Most of the movies I have seen in my lifetime – not at, but most – have been movies I intended to see. I made a conscious effort to go to the theatre, Blockbuster, HBO, use my DVR, tape off of network TV and fast forward through commercials, get up early, or stay up late.
But there is that handful of flicks upon which my eyes would never’ve fallen had it not been for random fortune (or misfortune, in some cases). One Flew Over the Cuckoo’s Nest, for instance, is a movie I had never heard of until one steamy summer night as a teenager, on my way out to play baseball a-la The Sandlot with some kids from my neighborhood, my eyes fell upon the screen where a long medical car of some sort was driving in the wee hours of the morning, the music was literally a saw, and the credits said, “Jack Nicholson.” Needless to say, my friends survive without me striking out for the 100th time that night.
This was an example of stumbling upon a well-known flick and falling in love.
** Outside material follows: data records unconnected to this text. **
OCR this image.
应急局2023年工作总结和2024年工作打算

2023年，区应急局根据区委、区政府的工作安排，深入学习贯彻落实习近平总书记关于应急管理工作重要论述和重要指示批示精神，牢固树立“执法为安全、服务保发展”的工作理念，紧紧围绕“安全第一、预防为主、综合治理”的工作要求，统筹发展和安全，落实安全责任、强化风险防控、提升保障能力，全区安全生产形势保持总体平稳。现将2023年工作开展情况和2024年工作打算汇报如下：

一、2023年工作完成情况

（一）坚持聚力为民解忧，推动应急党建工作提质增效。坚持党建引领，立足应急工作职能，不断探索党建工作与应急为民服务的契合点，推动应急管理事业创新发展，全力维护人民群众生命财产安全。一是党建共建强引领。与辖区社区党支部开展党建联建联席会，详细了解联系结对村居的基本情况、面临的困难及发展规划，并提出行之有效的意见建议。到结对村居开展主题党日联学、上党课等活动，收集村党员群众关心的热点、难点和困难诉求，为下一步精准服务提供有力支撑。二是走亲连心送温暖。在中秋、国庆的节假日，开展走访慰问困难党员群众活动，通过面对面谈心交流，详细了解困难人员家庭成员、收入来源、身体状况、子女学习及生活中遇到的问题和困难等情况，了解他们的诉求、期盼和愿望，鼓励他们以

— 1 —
But this month, we are talking about obscure movies, and I have to say that there have been a handful of instances, usually late night, that I have stumbled upon some stuff, quite unintentionally, that engrosses and (often) entertains.
And once in awhile, the movie is so good (to me), and yet, when I mention it to others, nobody has ever even heard of it.
I must’ve been a freshman in high school, and I was working on a spring term paper. My first-ever term paper, in fact. Now, I must tell you that in high school I was a homework animal. I didn’t screw around when it came time to get the work done. I didn’t require discipline or following up, either by parent or by teacher . . . it was just my duty, the way I saw it, ya’ know? Sure, I worked on homework during school during times when I maybe should’ve been paying more attention in class, all in an effort to avoid carrying home books, but I was pretty studious, all in all.
So, for my term paper, I’m sitting on my bed organizing these things called, um, “note cards,” or something. I wish for the sake of this otherwise thrilling story I could recall the topic of this term paper, but sadly I do not. Anyway, I’ve got books open, there are rows of note cards lined up and down atop the bedspread, and I’m actually enjoying this project.
And then, the sound of the silver HBO call letters flying over the buildings and out into space, declaring that a feature presentation was about to begin, whooshed throughout my bedroom while that familiar song echoed in the background, and I looked up from my work to see which movie-I’d-seen-1000-times this one was going to be.
The opening scene, nay, the opening SHOT of the 1991 movie Fearless, starring Jeff Bridges, Rosie Perez, Isabella Rossellini, John Turturro, and Tom Hulce depicts a mildly disoriented Jeff Bridges leading people away from a precarious and smoky scene. Moments later, we are in a cornfield where we see severely injured people, dying in fact, and rescue workers running in slow motion, tending to one victim after the next. And seconds after this, the camera angle switches to a helicopter’s perspective, and we learn that these people are in the immediate aftermath of a plane crash. The low, droning, ominous cinematic score flows very eerily over the visuals, people are crying, screaming, and dying, parts of the plane are exploding in fireballs all around the survivors, and the look on Jeff Bridges’s face is one of, for lack of a better word or phrase, confused euphoria. This is all in the first threethree mi of the movie.
For the next two hours, this dedicated-to-homework and always-ahead-of-the-curve student sat among piles of note cards and open books and didn’t take a single note or read a single word.
The very next sequence of scenes finds our main character, played by Bridges, trying to understand whether or not he actually survived the crash. In fact, much of the rest of the film is about Bridges trying to cope with the PTSD of being one of only a handful of passengers who, referred to by many other survivors as the Good Samaritan for his deed of leading survivors out of the wreckage, walked away from such a tragic event.
Through unsuccessful therapy, marital disaster, a coupling with another struggling survivor, and multiple run-ins with a greedy settlement attorney, Bridges slides down a cascading spiral of what he perceives as indestructibility, but what others know as self destruction.
I learned, years later while in college, that this film was used by psychology professors to teach depression, PTSD, and the “high,” as referred to in the film, that Bridges receives as he tries to defy death again and again in the wake of surviving the crash. I realized that this movie is not a movie about a plane crash, it is about a guy reaching out to be saved from a death that he doesn’t fully understand.
Directed by Peter Weir (Dead Poet’s Society, The Truman Show), Fearless is an ode to the human psyche, and to the many wondrous ideas and philosophies we can derive from it. But it is also a bitter case study that illustrates just how fragile the psyche can be, and how we all must look out for each other in moments of tragedy and loss.
I won’t soon forget Fearless. Heck, it resonated so clearly with me that I recalled where I was and what I was doing when I saw it first on HBO twenty-nine years ago.